Dallas stopped short. "Is my father coming to live here?"
"No, lad—have you no woods and fields in your own country?"
The boy was intensely excited. "If my father lives in the country," he said slowly, "I can have Prince Fetlar with me all the time," and he threw his arm over my neck. "Also I can have a cow and hens and a dog or two. Oh! what a beautiful blow! Is that what is to shock me into telling the truth?"
"No, my boy—it is something about your mother."
"My mother, my mother," repeated the boy passionately. "Oh! if she had only lived. What could we not have done, my father and I?"

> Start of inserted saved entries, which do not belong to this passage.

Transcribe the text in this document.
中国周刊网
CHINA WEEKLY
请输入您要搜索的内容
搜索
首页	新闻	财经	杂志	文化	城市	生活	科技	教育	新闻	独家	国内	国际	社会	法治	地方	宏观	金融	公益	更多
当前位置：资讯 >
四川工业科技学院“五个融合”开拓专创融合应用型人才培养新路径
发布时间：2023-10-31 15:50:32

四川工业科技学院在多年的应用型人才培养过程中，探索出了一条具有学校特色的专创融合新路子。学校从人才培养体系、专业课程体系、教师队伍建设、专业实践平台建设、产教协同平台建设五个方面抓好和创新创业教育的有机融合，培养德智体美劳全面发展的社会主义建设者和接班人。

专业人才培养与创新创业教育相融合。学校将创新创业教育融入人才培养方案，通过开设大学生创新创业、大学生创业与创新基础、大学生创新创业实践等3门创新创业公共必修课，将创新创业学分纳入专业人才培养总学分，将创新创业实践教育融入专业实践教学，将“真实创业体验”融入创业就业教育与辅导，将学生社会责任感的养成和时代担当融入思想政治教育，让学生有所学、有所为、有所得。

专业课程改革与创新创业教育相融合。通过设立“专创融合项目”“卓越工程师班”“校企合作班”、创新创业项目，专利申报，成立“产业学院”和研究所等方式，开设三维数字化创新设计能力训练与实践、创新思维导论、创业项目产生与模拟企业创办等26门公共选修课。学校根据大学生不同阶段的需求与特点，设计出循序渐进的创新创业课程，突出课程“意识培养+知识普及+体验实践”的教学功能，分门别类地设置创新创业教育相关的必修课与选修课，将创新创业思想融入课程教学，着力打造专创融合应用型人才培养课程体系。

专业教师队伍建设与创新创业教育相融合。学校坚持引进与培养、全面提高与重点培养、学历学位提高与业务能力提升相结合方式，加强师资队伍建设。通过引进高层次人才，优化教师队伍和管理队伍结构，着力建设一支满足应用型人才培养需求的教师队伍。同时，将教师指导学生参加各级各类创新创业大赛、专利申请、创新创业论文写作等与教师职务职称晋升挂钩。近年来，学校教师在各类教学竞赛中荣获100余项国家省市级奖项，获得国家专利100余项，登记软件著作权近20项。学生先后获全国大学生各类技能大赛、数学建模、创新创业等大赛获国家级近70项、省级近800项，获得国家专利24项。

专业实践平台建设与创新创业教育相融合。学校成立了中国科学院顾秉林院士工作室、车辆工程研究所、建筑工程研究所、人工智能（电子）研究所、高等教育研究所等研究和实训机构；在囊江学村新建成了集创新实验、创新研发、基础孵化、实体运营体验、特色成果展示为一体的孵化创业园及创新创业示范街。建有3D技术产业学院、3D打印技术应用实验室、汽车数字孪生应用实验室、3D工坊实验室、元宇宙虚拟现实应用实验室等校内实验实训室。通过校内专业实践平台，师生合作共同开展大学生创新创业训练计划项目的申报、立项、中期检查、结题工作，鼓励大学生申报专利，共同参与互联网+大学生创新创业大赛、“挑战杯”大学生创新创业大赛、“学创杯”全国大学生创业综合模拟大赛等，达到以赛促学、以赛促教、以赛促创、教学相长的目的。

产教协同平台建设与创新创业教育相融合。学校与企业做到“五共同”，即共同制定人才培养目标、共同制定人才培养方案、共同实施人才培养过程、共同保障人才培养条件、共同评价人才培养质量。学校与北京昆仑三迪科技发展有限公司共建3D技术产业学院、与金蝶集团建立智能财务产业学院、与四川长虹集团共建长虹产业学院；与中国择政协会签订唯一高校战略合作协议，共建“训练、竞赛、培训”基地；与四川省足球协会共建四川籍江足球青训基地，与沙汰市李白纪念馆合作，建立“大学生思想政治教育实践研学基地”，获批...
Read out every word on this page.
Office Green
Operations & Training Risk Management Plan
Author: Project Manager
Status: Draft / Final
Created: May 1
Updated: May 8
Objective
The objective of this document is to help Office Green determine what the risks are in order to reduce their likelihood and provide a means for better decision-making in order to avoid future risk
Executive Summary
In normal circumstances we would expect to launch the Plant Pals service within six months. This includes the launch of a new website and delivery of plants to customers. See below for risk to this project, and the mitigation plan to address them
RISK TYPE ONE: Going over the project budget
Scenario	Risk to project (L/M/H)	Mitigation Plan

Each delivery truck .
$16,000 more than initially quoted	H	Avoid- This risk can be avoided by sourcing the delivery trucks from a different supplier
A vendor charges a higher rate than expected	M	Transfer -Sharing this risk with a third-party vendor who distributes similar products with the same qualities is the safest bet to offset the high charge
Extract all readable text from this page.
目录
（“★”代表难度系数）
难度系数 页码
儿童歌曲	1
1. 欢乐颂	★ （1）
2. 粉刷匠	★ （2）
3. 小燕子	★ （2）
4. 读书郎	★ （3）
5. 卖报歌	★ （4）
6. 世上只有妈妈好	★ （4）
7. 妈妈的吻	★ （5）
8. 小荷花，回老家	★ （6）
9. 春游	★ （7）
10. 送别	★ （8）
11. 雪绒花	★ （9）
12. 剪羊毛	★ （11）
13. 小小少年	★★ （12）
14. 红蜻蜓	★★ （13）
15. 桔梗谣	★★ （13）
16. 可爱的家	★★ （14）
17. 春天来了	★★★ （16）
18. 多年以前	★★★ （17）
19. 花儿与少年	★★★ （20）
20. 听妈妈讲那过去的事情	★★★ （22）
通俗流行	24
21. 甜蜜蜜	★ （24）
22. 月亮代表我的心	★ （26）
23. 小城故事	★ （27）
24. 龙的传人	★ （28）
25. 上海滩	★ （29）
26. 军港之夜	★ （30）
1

"Did you ever hear of departed ones coming back to earth?" asked Mr. Devering softly.
My young master wrinkled his eyebrows. "Sometimes," he said; "sometimes, Uncle, I think I see misty shapes in the clouds or in moonlight. It pleases me. I am not afraid. I have even imagined a lady in a long flowing cloak. Something stretches out like arms. I think it is my mother. Then I dream of her, always so pleasantly—Oh! how can boys ever be cross to their mothers?"
"My lad," said his uncle dreamily, "if you think of your mother in that way she is not dead. She may come back to you."
"What do you mean?" asked the boy in a puzzled voice.
"A great man has said that when we speak or think of our dead they live again. I believe that you will see your mother some day."
"What is it you are trying to tell me?" asked the boy.
"Will you haunt these beloved woods between here and the Mountain?" asked Mr. Devering mysteriously. "Will you and Prince Fetlar haunt them, and at the end of a week tell me what you see? Say nothing to any other person. You must come alone. You will not be afraid?"
"Afraid, no," said the boy almost with scorn. "All that is past, but what shall I see and hear? Oh! tell me."
"I can tell you no more save this," said Mr. Devering, shaking his head. "You must not soil your lips by falsehood. Your mother told stories when a child. Later on with all her faults she grew to hate a lie. If you are ever to be happy in her presence you must speak the truth and nothing but the truth, and you must not dream, although you will be on a dream quest. Do you understand that, my boy?"
"If I can see my mother," said my young master earnestly, "I shall never tell a lie again. It would be too ungrateful. I am in earnest this time. I swear it."
Mr. Devering was satisfied now and his face glowed as he looked at the boy.
Then taking him by the arm, they both set their faces toward the sawmill in the woods.
I always liked to go there. The ripping and tearing of the wood and the strong smell of sawdust and the jolly young men, who were all trained singers brought from other places at quite an expense by Mr. Devering, made it seem like a visit to a concert hall in the woods.
We heard a sweet tenor voice ringing out as we got near.